Progressive lawmakers who voted against the bill argued it would disrupt the state’s climate goals by encouraging natural gas drilling.
“We have a huge opportunity to transform our energy system and create millions of good paying jobs and put our state on a sustainable pathway,” state Sen. Nikil Saval (D., Philadelphia) said. “This legislation takes us in an opposite direction.”
Environmentalists said the bill should have, at minimum, expanded or created programs to encourage renewable energy, such as wind and solar.
But Cutler argued those industries use rare earth materials that aren’t as common in Pennsylvania and have to be imported from outside the state, if not the country.
The package, Cutler added, “is about focusing on Pennsylvania’s strengths and making sure that those opportunities are there and not supporting the economies of countries that may not always have our best interests … in mind.”
The proposed hydrogen credit bolsters funding included in the 2021 federal infrastructure bill, which allocated $7 billion in federal aid to develop at least six such hubs around the country.
Interested companies must send the federal government an initial sketch of their plan by Nov. 7 and submit a full application by April 2023.
In a letter informing lawmakers he would sign the bill, Wolf said that “partners in Pennsylvania are currently preparing applications…to pursue this opportunity.”
One source close to negotiations, who asked for anonymity to discuss private discussions, said the intended recipient for the hydrogen hub credit is Pittsburgh-based U.S. Steel.
The company announced plans in August to pursue a hydrogen hub in the “Ohio, West Virginia, Pennsylvania region” in conjunction with Shell and a third company.
The company still has four steel-making facilities in Pennsylvania — including one in Clairton that has been fined for pollution in recent years — and experts have noted that one of hydrogen’s best uses could be to decarbonize heavy industries like steel.
In his letter, Wolf pointed to a requirement that hydrogen credit recipients follow federal guidance for carbon capture to ensure that the hydrogen produced from fracked natural gas would be carbon neutral and not contribute to the state’s 200 million-plus tons of annual greenhouse gas emissions.
“But for these strong environmentally protective requirements, I would not be signing this legislation,” Wolf said in a statement.
Environmentalists noted that those federal standards, set by the Department of Energy, could be loosened by the next administration.
Given Wolf’s focus on reducing carbon pollution through an initiative to cap emissions from power plants, “it is disappointing to see more fossil fuel subsidies as part of his legacy as he leaves office,” Katie Blume, political and legislative director of Conservation Voters of Pennsylvania, told Spotlight PA.
Other intended recipients of the credit expansion, the source said, include Houston-based Nacero, which last year announced plans to build a $6 billion plant converting natural gas to gasoline in northeastern Pennsylvania.
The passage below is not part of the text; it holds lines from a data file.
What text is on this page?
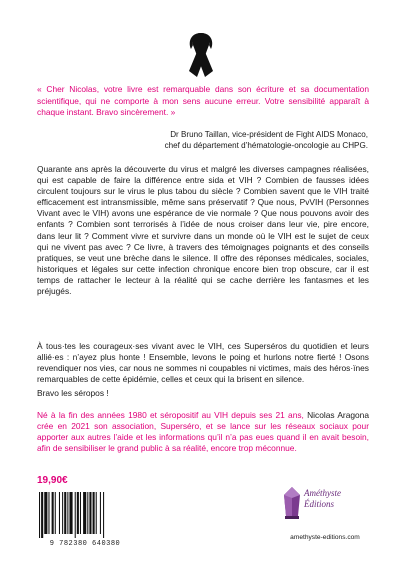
« Cher Nicolas, votre livre est remarquable dans son écriture et sa documentation scientifique, qui ne comporte à mon sens aucune erreur. Votre sensibilité apparaît à chaque instant. Bravo sincèrement. »
Dr Bruno Taillan, vice-président de Fight AIDS Monaco,
chef du département d’hématologie-oncologie au CHPG.
Quarante ans après la découverte du virus et malgré les diverses campagnes réalisées, qui est capable de faire la différence entre sida et VIH ? Combien de fausses idées circulent toujours sur le virus le plus tabou du siècle ? Combien savent que le VIH traité efficacement est intransmissible, même sans préservatif ? Que nous, PvVIH (Personnes Vivant avec le VIH) avons une espérance de vie normale ? Que nous pouvons avoir des enfants ? Combien sont terrorisés à l’idée de nous croiser dans leur vie, pire encore, dans leur lit ? Comment vivre et survivre dans un monde où le VIH est le sujet de ceux qui ne vivent pas avec ? Ce livre, à travers des témoignages poignants et des conseils pratiques, se veut une brèche dans le silence. Il offre des réponses médicales, sociales, historiques et légales sur cette infection chronique encore bien trop obscure, car il est temps de rattacher le lecteur à la réalité qui se cache derrière les fantasmes et les préjugés.
À tous·tes les courageux·ses vivant avec le VIH, ces Superséros du quotidien et leurs allié·es : n’ayez plus honte ! Ensemble, levons le poing et hurlons notre fierté ! Osons revendiquer nos vies, car nous ne sommes ni coupables ni victimes, mais des héros·ïnes remarquables de cette épidémie, celles et ceux qui la brisent en silence.
Bravo les séropos !
Né à la fin des années 1980 et séropositif au VIH depuis ses 21 ans, Nicolas Aragona crée en 2021 son association, Superséro, et se lance sur les réseaux sociaux pour apporter aux autres l’aide et les informations qu’il n’a pas eues quand il en avait besoin, afin de sensibiliser le grand public à sa réalité, encore trop méconnue.
19,90€
9 782380 640380
Améthyste
Éditions
amethyste-editions.com
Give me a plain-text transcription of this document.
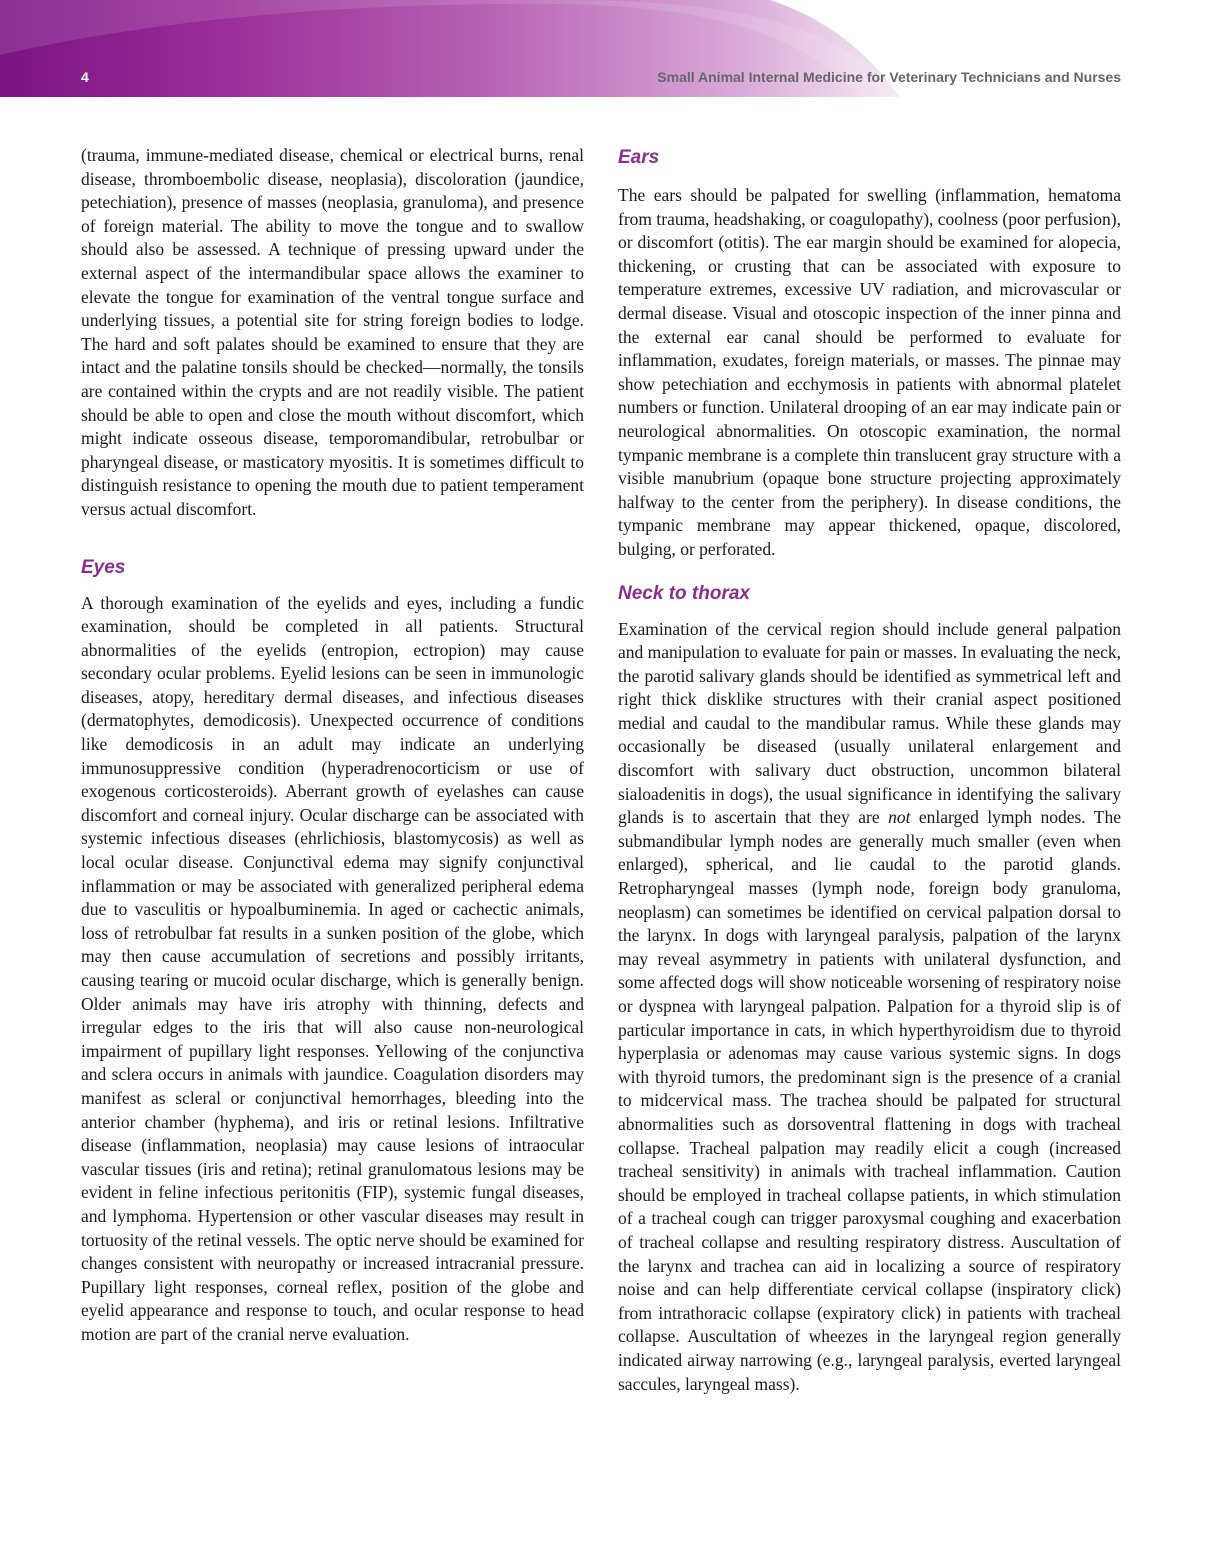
4	Small Animal Internal Medicine for Veterinary Technicians and Nurses

(trauma, immune-mediated disease, chemical or electrical burns, renal disease, thromboembolic disease, neoplasia), discoloration (jaundice, petechiation), presence of masses (neoplasia, granuloma), and presence of foreign material. The ability to move the tongue and to swallow should also be assessed. A technique of pressing upward under the external aspect of the intermandibular space allows the examiner to elevate the tongue for examination of the ventral tongue surface and underlying tissues, a potential site for string foreign bodies to lodge. The hard and soft palates should be examined to ensure that they are intact and the palatine tonsils should be checked—normally, the tonsils are contained within the crypts and are not readily visible. The patient should be able to open and close the mouth without discomfort, which might indicate osseous disease, temporomandibular, retrobulbar or pharyngeal disease, or masticatory myositis. It is sometimes difficult to distinguish resistance to opening the mouth due to patient temperament versus actual discomfort.

Eyes

A thorough examination of the eyelids and eyes, including a fundic examination, should be completed in all patients. Structural abnormalities of the eyelids (entropion, ectropion) may cause secondary ocular problems. Eyelid lesions can be seen in immunologic diseases, atopy, hereditary dermal diseases, and infectious diseases (dermatophytes, demodicosis). Unexpected occurrence of conditions like demodicosis in an adult may indicate an underlying immunosuppressive condition (hyperadrenocorticism or use of exogenous corticosteroids). Aberrant growth of eyelashes can cause discomfort and corneal injury. Ocular discharge can be associated with systemic infectious diseases (ehrlichiosis, blastomycosis) as well as local ocular disease. Conjunctival edema may signify conjunctival inflammation or may be associated with generalized peripheral edema due to vasculitis or hypoalbuminemia. In aged or cachectic animals, loss of retrobulbar fat results in a sunken position of the globe, which may then cause accumulation of secretions and possibly irritants, causing tearing or mucoid ocular discharge, which is generally benign. Older animals may have iris atrophy with thinning, defects and irregular edges to the iris that will also cause non-neurological impairment of pupillary light responses. Yellowing of the conjunctiva and sclera occurs in animals with jaundice. Coagulation disorders may manifest as scleral or conjunctival hemorrhages, bleeding into the anterior chamber (hyphema), and iris or retinal lesions. Infiltrative disease (inflammation, neoplasia) may cause lesions of intraocular vascular tissues (iris and retina); retinal granulomatous lesions may be evident in feline infectious peritonitis (FIP), systemic fungal diseases, and lymphoma. Hypertension or other vascular diseases may result in tortuosity of the retinal vessels. The optic nerve should be examined for changes consistent with neuropathy or increased intracranial pressure. Pupillary light responses, corneal reflex, position of the globe and eyelid appearance and response to touch, and ocular response to head motion are part of the cranial nerve evaluation.

Ears

The ears should be palpated for swelling (inflammation, hematoma from trauma, headshaking, or coagulopathy), coolness (poor perfusion), or discomfort (otitis). The ear margin should be examined for alopecia, thickening, or crusting that can be associated with exposure to temperature extremes, excessive UV radiation, and microvascular or dermal disease. Visual and otoscopic inspection of the inner pinna and the external ear canal should be performed to evaluate for inflammation, exudates, foreign materials, or masses. The pinnae may show petechiation and ecchymosis in patients with abnormal platelet numbers or function. Unilateral drooping of an ear may indicate pain or neurological abnormalities. On otoscopic examination, the normal tympanic membrane is a complete thin translucent gray structure with a visible manubrium (opaque bone structure projecting approximately halfway to the center from the periphery). In disease conditions, the tympanic membrane may appear thickened, opaque, discolored, bulging, or perforated.

Neck to thorax

Examination of the cervical region should include general palpation and manipulation to evaluate for pain or masses. In evaluating the neck, the parotid salivary glands should be identified as symmetrical left and right thick disklike structures with their cranial aspect positioned medial and caudal to the mandibular ramus. While these glands may occasionally be diseased (usually unilateral enlargement and discomfort with salivary duct obstruction, uncommon bilateral sialoadenitis in dogs), the usual significance in identifying the salivary glands is to ascertain that they are not enlarged lymph nodes. The submandibular lymph nodes are generally much smaller (even when enlarged), spherical, and lie caudal to the parotid glands. Retropharyngeal masses (lymph node, foreign body granuloma, neoplasm) can sometimes be identified on cervical palpation dorsal to the larynx. In dogs with laryngeal paralysis, palpation of the larynx may reveal asymmetry in patients with unilateral dysfunction, and some affected dogs will show noticeable worsening of respiratory noise or dyspnea with laryngeal palpation. Palpation for a thyroid slip is of particular importance in cats, in which hyperthyroidism due to thyroid hyperplasia or adenomas may cause various systemic signs. In dogs with thyroid tumors, the predominant sign is the presence of a cranial to midcervical mass. The trachea should be palpated for structural abnormalities such as dorsoventral flattening in dogs with tracheal collapse. Tracheal palpation may readily elicit a cough (increased tracheal sensitivity) in animals with tracheal inflammation. Caution should be employed in tracheal collapse patients, in which stimulation of a tracheal cough can trigger paroxysmal coughing and exacerbation of tracheal collapse and resulting respiratory distress. Auscultation of the larynx and trachea can aid in localizing a source of respiratory noise and can help differentiate cervical collapse (inspiratory click) from intrathoracic collapse (expiratory click) in patients with tracheal collapse. Auscultation of wheezes in the laryngeal region generally indicated airway narrowing (e.g., laryngeal paralysis, everted laryngeal saccules, laryngeal mass).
The company has yet to apply for environmental permits, according to the state Department of Environmental Protection.
The final intended recipient is Chicago-based Fairlife, a dairy company and subsidiary of Coca-Cola that has yet to announce any expansion plans. But the source said it is hoped that a new processing plant will use Pennsylvania-produced milk.
None of the companies replied to requests for comment. To qualify for the credits, all would have to hit specific investment and job requirements.
The credits are transferable, meaning that if a company does not have a tax liability, it can sell the credits to another company. The state’s controversial film tax credit is similarly constructed, and allows companies unrelated to movie and TV production to reduce their tax bills.